Oct. 19, 2005: Saddam Hussein's trial begins in Baghdad. He attacks the legitimacy of the court, saying, "I do not recognize the body that has authorized you and I don't recognize this aggression." Saddam pleads innocent to the charges against him. Judge Rizgar Mohammed Amin confirms that Saddam could face the death penalty if he is convicted. Amin adjourns the trial until Nov. 28, 2005.
» CBC STORY: Saddam trial begins on murder, torture charges

Aug. 24, 2005: The Iraqi Special Tribunal releases a statement saying Saddam Hussein has fired his 1,500-member defence team, made up of Arab and Western lawyers and advisers. Only one Iraqi attorney, Khalil al-Dulaimi, remains as Saddam's legal representation.
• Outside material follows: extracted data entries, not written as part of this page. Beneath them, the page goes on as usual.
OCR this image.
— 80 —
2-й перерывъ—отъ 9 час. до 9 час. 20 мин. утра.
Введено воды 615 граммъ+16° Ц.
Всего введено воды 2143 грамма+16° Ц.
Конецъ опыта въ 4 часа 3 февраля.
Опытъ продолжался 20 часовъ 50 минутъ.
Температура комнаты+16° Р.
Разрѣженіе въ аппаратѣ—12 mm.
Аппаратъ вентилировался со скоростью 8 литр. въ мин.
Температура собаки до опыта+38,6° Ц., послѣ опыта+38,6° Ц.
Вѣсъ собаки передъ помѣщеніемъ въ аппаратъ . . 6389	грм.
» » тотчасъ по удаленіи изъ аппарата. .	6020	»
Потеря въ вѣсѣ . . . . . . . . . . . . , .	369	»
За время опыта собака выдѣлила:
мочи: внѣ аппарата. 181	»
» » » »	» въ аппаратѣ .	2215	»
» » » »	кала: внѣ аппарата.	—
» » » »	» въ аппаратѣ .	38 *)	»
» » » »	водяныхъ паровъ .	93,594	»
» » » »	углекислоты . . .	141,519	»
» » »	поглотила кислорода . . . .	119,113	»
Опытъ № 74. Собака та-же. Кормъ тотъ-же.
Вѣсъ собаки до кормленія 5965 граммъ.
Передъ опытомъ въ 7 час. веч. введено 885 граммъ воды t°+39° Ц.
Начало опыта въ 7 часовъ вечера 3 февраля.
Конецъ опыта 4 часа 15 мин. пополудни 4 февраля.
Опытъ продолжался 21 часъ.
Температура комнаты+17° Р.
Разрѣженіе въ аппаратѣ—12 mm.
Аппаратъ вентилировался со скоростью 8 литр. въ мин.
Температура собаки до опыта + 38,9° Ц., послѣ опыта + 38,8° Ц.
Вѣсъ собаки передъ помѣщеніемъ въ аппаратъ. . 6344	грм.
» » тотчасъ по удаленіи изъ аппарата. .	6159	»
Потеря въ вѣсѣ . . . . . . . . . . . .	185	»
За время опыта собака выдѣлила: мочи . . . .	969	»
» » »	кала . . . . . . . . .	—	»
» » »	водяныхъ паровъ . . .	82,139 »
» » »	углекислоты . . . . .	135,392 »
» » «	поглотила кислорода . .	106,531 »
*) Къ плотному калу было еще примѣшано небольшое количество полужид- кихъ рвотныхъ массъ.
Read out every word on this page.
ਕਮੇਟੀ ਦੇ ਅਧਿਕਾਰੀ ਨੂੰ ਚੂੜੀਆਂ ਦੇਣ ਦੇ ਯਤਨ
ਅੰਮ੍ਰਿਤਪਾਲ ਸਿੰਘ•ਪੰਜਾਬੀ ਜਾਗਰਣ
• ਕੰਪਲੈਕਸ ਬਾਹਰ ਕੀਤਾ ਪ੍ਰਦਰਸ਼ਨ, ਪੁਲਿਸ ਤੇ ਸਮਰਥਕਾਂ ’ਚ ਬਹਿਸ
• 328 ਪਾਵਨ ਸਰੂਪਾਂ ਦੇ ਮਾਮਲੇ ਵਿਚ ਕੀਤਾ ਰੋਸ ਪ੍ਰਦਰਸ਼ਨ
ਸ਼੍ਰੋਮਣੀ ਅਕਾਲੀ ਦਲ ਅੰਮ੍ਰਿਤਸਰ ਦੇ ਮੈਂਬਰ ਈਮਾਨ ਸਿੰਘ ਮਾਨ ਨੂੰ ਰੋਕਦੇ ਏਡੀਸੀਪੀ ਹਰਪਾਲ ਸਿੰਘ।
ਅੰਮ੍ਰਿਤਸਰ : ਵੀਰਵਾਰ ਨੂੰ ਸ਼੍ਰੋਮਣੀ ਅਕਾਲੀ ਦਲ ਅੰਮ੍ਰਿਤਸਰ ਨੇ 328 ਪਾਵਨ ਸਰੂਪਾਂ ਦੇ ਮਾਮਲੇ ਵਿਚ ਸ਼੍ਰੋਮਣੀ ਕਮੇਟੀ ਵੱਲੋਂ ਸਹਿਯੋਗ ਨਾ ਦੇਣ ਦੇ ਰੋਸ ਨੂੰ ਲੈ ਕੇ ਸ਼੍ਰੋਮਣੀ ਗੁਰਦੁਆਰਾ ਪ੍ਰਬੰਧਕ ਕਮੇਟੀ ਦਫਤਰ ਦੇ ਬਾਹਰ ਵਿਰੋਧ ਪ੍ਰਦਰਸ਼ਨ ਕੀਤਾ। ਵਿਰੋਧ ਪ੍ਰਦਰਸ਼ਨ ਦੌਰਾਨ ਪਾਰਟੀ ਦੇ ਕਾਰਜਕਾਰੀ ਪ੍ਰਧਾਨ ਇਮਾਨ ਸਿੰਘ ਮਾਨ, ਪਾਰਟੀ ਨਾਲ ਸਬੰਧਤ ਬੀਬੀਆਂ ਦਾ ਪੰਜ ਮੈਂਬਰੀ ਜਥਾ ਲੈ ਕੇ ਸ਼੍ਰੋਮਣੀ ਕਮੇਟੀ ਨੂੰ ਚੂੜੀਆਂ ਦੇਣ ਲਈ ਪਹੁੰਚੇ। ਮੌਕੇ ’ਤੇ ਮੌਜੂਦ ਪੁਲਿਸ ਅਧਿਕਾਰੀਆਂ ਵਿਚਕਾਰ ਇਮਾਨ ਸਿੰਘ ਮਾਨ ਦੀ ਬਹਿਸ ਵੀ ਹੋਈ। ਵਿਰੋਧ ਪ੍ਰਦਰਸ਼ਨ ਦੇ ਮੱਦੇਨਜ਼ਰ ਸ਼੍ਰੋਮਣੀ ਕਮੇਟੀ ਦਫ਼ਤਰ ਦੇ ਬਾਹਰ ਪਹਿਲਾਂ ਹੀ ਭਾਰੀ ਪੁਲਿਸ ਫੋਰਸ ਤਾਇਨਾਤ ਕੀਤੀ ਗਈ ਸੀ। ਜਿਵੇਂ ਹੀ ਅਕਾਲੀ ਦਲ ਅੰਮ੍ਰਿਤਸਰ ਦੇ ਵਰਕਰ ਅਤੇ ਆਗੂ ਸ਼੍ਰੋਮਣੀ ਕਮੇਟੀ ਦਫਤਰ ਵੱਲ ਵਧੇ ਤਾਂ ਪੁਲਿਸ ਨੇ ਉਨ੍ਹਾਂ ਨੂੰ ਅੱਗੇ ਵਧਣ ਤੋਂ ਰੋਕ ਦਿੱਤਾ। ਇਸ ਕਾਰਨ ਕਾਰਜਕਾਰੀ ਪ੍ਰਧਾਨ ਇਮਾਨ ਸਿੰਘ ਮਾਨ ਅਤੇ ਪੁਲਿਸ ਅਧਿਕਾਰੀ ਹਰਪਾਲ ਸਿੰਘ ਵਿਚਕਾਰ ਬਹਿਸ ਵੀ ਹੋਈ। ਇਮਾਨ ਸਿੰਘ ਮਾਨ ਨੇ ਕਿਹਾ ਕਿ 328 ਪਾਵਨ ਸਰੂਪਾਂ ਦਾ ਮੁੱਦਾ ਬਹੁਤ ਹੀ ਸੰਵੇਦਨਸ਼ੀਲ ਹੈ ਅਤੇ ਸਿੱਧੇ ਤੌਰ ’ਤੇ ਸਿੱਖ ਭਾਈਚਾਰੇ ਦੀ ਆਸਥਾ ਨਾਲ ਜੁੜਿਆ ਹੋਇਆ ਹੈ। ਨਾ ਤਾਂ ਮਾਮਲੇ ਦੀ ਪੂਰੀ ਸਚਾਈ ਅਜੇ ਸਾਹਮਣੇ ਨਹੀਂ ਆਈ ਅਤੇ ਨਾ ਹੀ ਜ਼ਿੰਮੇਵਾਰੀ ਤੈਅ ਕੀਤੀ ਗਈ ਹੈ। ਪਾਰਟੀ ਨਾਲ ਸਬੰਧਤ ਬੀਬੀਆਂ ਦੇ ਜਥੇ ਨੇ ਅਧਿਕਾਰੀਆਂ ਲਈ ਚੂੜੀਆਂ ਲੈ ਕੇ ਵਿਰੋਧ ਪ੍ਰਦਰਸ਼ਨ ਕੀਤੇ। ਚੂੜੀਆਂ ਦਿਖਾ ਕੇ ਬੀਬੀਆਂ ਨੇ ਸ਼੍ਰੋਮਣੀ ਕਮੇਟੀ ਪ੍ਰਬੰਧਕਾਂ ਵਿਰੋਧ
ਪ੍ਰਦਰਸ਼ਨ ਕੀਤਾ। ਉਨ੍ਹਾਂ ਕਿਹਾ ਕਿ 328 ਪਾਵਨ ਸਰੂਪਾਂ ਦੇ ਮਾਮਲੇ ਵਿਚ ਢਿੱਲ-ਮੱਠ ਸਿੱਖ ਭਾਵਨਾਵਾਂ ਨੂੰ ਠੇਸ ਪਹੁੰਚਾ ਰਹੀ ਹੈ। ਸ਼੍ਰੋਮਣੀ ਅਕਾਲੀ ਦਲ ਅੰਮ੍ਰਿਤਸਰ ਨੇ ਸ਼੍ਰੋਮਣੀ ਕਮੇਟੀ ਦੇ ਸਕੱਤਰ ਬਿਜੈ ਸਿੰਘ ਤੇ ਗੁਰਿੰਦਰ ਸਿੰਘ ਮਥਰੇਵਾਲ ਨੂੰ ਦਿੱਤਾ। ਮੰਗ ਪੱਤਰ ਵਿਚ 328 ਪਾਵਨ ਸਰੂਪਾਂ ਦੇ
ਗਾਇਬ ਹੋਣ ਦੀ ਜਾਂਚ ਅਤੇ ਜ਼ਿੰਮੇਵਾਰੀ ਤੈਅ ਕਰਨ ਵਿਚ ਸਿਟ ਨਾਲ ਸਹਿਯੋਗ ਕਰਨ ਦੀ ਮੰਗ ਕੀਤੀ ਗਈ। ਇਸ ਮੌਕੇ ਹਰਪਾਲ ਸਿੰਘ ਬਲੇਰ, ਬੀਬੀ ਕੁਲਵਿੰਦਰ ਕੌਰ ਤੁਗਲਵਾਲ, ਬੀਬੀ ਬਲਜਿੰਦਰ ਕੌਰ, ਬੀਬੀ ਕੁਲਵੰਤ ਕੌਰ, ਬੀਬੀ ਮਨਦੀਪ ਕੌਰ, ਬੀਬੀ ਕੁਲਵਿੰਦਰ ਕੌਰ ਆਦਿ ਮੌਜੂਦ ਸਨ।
July 18, 2005: The special tribunal files the first formal charges against Saddam Hussein, for the killings of 143 Shia Muslims in Dujail, in northern Iraq, in 1982. The killings followed a failed assassination attempt on Saddam.
» CBC STORY: Tribunal lays criminal charge against Saddam

July 1, 2004: Saddam Hussein makes a 30-minute court appearance in Baghdad. The charges against him, including war crimes and crimes against humanity, are read aloud. Saddam condemns the special tribunal as "theatre," and says U.S. President George W. Bush is the real criminal.
» CBC STORY: Defiant Saddam says court appearance is 'all theatre'

June 30, 2004: Saddam Hussein and 11 members of his Baath party, are legally handed over to the interim Iraqi government to face trial. They are not physically handed over, however, as the Iraqi government lacks facilities to detain him. Saddam and his former officials remain in custody at Camp Cropper, a U.S. military facility.